We use first-principles calculations to find that in infinite-layer nickelates $R$NiO$_2$, the widely studied tetragonal $P4/mmm$ structure is only dynamically stable for early lanthanide elements $R$ = La-Sm. For late lanthanide elements $R$ = Eu-Lu, an imaginary phonon frequency appears at $A=(\pi,\pi,\pi)$ point. For those infinite-layer nickelates, condensation of this phonon mode into the $P4/mmm$ structure leads to a more energetically favorable $I4/mcm$ structure that is characterized by an out-of-phase rotation of `NiO$_4$ square'. Special attention is given to two borderline cases: PmNiO$_2$ and SmNiO$_2$, in which both the $P4/mmm$ structure and the $I4/mcm$ structure are local minimums, and the energy difference between the two structures can be fine-tuned by epitaxial strain.
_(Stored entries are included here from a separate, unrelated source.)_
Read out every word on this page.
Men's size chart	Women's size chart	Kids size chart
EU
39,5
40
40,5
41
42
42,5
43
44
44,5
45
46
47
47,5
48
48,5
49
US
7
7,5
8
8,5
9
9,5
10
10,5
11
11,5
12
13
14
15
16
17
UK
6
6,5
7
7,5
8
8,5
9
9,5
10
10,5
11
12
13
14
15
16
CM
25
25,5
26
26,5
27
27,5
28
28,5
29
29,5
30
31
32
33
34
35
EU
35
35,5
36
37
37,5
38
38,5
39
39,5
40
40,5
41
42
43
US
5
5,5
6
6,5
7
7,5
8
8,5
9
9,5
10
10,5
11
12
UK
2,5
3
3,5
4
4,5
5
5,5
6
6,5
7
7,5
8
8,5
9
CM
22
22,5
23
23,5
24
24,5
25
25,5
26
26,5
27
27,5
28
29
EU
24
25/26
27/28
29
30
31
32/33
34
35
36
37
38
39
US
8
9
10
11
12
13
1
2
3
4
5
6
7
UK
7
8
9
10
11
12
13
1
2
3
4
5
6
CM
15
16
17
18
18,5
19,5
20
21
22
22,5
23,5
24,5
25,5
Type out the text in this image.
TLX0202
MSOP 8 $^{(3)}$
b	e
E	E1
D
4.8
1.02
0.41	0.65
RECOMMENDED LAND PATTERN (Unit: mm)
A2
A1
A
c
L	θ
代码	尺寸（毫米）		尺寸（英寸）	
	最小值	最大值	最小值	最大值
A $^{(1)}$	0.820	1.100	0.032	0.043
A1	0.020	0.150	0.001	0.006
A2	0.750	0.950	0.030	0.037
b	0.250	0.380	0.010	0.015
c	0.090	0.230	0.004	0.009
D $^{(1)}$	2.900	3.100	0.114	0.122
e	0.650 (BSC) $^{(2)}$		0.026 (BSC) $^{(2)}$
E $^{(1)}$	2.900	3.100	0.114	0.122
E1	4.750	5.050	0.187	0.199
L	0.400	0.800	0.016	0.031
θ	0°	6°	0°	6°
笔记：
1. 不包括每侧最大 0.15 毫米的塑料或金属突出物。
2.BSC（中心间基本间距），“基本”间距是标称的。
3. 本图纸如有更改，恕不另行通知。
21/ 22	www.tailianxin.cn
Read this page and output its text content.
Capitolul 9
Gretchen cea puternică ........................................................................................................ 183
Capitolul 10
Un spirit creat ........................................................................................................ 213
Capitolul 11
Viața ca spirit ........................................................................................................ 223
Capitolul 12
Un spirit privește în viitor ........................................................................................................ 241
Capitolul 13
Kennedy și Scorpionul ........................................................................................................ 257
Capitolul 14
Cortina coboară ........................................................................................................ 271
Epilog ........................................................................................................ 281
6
Compared to the $P4/mmm$ structure, $R$NiO$_2$ in the $I4/mcm$ structure has a substantially reduced Ni $d_{x^2-y^2}$ bandwidth, a smaller Ni $d$ occupancy, a `cleaner' Fermi surface with less contribution from lanthanide element $d$ orbitals, and a decreased critical $U_{\textrm{Ni}}$ to stabilize long-range antiferromagnetic ordering. All these features favor Mott physics and render $R$NiO$_2$ in the $I4/mcm$ structure a closer analogy to superconducting infinite-layer cuprates.